PARA UMA ESPIRITUALIDADE POLÍTICA


Por Marcelo Barros



Para muitas pessoas que seguem caminhos espirituais, a Política nada tem a ver com a Espiritualidade. Pensam a fé como exclusiva relação com Deus e expressa nas devoções. A Política fica, então, restrita ao exercício do poder na sociedade. Quando se separa a espiritualidade da vida real, as eleições se reduzem a um ritual político, repetido a cada quatro anos, enquanto a espiritualidade é reduzida ao mundo religioso.

Na realidade, a vida não é assim, fragmentada em compartimentos separados. O compromisso político vai muito além das eleições, assim como a Espiritualidade se expressa em todos os campos da vida e não só no religioso. Simone Weil, pensadora francesa da primeira metade do século XX, afirmava: "Conheço quem é de Deus não quando me fala de Deus e sim pelo modo de se relacionar com os outros".

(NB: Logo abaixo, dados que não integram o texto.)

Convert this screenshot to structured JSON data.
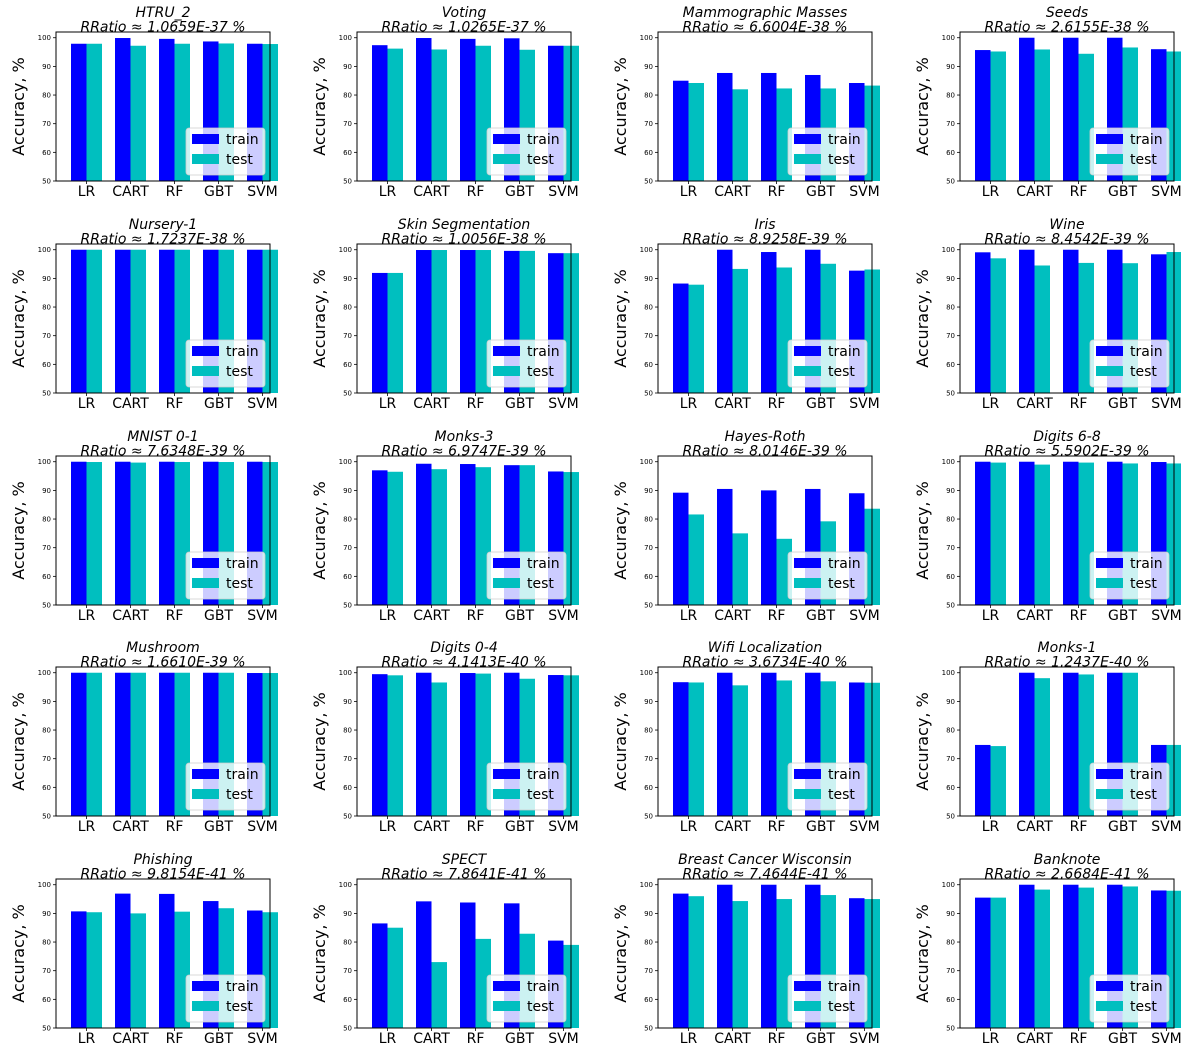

Nos séculos passados, por não terem claro essa relação entre o compromisso ético da fé e a dimensão espiritual da Política, as próprias estruturas das Igrejas e religiões, assim como a maioria dos religiosos, deram aparência religiosa a guerras e violências indescritíveis. Na Índia, as religiões deram aparência espiritual ao sistema social das castas. Na África do Sul, durante séculos, cristãos protestantes justificaram o apartheid. No mundo inteiro, católicos e evangélicos legitimaram o Colonialismo. Foram coniventes com o racismo e com injustiças sociais. Até hoje, no Congresso brasileiro, um grupo de parlamentares se dizem evangélicos. Sem nenhuma preocupação com a Ética, sem compromisso com a justiça e menos ainda com o serviço ao povo, a maioria exerce o mandato para defender interesses de seus grupos religiosos ou, pior ainda, simplesmente enriquecer. Em nome de um Deus cruel, amigo apenas dos seus amigos e vingativo em relação aos demais, eles fortalecem as desigualdades sociais.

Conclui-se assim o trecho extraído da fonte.